Human life will be something else after 2 million years, the typical timescale for biological evolution…
Humanity is more likely to be extinct long before 2 million years than we are to be still around, let alone evolved or moved to new planets or solar systems.
When Jesus comes and the world won’t end but people will still exist to get righteous with God and Jesus if they are smart enough to refuse the mark of the beast because that’s the only way that money will exist with out it you can’t buy sale nor trade God created the Earth and the universe no big bang explososion
given cosmic expansion (“dark energy”) I suspect the supernova will be a lot farther away than 150 light years in 23 billion years
Do these stars have a name?? I couldn’t find one at all through the whole write up..
The double white dwarf is known as WDJ181058.67+311940.94.
Money spent on investigating the universe isn’t wasted—it’s invested in understanding the fundamental nature of reality. What’s truly impressive is that, with the tiny amount of information we can glean from something 150 light-years away—roughly 900 trillion miles—our models are accurate enough to predict events like neutron star collisions, even if they won’t happen for another 23 billion years. Sure, it would feel more exciting if the collision were happening next week, but the universe doesn’t operate on human time scales.

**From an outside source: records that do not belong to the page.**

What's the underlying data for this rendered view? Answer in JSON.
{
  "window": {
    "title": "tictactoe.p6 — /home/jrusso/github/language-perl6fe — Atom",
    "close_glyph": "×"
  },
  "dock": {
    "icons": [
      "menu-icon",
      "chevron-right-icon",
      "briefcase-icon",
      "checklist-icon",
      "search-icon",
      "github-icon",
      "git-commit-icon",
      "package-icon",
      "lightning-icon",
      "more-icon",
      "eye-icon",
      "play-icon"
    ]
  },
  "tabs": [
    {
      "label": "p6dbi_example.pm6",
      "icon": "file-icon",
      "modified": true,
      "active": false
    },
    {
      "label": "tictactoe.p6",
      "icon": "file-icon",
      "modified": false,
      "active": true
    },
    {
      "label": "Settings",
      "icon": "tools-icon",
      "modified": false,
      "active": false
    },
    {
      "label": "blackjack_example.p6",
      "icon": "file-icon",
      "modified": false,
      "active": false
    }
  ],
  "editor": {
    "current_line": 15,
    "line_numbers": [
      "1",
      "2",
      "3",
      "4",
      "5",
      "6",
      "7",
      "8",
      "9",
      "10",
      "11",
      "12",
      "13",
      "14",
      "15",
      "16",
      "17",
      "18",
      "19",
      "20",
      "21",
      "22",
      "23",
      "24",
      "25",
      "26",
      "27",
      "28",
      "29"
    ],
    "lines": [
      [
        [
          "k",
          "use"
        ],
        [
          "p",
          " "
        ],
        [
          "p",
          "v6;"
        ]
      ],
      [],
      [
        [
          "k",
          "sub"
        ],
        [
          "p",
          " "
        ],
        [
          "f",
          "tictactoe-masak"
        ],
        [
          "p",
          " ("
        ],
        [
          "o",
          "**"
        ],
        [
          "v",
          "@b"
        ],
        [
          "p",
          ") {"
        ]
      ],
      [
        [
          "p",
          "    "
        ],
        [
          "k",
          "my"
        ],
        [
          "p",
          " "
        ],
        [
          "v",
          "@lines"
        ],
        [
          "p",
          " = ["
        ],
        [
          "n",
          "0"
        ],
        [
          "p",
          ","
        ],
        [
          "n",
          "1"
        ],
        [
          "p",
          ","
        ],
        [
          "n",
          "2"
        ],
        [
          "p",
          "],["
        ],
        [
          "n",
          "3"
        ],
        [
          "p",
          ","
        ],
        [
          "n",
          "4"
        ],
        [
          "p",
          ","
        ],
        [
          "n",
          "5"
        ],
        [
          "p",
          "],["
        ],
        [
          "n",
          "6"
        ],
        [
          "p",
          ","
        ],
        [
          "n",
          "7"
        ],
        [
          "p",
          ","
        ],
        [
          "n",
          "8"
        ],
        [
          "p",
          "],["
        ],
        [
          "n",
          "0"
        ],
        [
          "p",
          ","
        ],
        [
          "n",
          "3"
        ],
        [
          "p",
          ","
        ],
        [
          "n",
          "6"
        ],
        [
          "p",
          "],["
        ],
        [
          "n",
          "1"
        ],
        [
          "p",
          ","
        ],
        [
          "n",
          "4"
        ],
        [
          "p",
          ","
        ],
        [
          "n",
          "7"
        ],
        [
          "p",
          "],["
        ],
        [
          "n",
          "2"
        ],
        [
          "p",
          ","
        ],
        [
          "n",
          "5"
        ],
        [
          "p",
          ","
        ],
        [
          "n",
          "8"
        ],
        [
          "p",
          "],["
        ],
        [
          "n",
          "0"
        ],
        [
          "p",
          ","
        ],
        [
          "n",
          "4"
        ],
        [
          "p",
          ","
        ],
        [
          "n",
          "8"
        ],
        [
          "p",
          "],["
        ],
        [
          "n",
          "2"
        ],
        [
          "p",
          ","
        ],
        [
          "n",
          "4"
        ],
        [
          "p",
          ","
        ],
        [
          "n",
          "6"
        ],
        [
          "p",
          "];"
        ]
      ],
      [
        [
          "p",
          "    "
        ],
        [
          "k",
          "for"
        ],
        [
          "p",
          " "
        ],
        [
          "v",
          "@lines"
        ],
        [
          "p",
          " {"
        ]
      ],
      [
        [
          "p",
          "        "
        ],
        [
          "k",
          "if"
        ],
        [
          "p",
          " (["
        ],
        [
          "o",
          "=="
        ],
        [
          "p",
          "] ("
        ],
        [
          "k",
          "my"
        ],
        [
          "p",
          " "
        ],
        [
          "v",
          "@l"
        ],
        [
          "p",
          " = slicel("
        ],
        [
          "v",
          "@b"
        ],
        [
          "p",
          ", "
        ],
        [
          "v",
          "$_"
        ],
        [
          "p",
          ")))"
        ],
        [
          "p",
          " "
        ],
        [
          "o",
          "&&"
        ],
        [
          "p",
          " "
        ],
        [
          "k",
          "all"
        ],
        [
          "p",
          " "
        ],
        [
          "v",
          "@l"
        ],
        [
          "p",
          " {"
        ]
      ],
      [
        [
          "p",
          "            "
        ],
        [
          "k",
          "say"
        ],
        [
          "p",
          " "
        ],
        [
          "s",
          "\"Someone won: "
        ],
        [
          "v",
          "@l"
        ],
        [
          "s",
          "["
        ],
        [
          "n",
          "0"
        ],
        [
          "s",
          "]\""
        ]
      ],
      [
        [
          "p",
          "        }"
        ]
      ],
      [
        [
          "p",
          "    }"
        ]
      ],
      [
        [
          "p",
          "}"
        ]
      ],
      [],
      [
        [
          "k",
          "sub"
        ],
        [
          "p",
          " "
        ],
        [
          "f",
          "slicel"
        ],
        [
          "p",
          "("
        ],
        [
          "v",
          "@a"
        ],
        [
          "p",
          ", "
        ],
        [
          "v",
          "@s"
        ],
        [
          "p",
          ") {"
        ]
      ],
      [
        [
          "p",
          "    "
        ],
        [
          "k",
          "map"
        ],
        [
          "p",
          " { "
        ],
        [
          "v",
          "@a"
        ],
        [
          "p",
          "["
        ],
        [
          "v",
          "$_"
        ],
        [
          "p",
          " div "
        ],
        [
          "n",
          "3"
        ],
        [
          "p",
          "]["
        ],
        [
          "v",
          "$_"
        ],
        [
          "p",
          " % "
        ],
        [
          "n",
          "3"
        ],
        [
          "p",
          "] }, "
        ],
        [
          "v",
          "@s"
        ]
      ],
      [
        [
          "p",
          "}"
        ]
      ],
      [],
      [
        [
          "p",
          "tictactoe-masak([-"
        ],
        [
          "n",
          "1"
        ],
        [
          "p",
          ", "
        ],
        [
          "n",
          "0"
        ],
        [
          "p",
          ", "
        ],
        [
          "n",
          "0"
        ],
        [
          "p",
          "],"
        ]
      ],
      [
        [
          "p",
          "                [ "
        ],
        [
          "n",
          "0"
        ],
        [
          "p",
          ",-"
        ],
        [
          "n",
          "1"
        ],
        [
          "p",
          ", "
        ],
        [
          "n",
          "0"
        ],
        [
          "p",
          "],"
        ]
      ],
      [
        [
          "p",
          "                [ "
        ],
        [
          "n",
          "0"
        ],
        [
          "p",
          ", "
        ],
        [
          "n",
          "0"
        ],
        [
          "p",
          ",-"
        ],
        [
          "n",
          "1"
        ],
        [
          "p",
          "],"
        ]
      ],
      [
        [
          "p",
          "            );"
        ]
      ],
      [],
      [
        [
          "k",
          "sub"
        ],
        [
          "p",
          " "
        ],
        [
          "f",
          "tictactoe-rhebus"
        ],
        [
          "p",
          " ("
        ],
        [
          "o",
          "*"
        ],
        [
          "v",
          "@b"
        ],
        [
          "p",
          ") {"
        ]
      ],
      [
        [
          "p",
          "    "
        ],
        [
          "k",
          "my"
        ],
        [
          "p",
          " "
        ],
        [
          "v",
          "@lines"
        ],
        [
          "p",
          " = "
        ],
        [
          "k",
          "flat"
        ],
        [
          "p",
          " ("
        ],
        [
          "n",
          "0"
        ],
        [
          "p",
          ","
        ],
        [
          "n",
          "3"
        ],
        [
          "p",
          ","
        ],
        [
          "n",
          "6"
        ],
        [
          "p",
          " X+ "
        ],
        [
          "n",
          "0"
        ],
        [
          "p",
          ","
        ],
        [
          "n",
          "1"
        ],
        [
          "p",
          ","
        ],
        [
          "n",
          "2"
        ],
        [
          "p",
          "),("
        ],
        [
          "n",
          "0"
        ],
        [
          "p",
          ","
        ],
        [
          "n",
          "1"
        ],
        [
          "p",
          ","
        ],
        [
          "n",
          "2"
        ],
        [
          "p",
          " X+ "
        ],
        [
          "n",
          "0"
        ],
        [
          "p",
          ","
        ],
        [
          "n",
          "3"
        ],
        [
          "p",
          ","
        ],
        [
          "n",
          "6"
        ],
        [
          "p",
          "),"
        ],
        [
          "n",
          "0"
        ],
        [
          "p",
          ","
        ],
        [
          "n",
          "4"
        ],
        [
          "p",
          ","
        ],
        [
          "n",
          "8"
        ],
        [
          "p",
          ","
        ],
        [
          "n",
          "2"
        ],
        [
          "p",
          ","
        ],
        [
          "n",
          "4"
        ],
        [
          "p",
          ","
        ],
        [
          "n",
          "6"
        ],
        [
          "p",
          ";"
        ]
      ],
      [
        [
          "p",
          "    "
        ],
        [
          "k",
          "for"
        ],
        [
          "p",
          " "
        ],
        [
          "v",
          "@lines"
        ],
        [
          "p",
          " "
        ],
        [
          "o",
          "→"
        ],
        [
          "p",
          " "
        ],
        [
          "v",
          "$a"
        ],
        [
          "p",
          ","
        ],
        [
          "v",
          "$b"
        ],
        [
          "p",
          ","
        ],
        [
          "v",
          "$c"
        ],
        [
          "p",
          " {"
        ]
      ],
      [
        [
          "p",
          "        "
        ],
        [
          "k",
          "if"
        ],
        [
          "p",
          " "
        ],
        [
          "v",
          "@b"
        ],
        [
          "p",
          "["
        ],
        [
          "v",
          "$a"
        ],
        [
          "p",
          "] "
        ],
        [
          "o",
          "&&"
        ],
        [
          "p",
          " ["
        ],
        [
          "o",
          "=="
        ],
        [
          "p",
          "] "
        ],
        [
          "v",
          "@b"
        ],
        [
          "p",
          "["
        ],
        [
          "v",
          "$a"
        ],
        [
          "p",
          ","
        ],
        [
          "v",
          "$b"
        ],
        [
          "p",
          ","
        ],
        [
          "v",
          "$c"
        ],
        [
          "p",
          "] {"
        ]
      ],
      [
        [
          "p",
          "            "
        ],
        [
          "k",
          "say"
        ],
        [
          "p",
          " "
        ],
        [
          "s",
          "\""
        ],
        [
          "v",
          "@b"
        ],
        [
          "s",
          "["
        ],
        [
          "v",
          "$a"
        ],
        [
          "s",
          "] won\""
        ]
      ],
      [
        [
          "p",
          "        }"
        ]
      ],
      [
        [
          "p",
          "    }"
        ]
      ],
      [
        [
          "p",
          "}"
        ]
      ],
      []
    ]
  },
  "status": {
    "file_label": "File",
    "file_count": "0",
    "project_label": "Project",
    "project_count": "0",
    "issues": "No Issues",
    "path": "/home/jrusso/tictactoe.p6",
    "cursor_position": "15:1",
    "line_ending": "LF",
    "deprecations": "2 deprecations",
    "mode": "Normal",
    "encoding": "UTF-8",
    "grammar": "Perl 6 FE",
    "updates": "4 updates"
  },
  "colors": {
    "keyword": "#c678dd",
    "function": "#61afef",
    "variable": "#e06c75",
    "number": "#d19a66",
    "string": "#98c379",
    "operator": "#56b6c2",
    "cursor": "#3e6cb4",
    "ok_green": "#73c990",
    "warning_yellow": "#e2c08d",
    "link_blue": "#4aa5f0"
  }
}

And this kind of research isn’t just academic. Technologies developed for astronomy often find their way into everyday life. CCD (charge-coupled device) sensors, originally developed to capture faint light from distant stars, are now used in medical imaging tools like endoscopes and digital X-ray systems, where their sensitivity and resolution help doctors detect and diagnose diseases earlier and more accurately.
Do they really mean 23 billion years, is this a mis-print or typing error?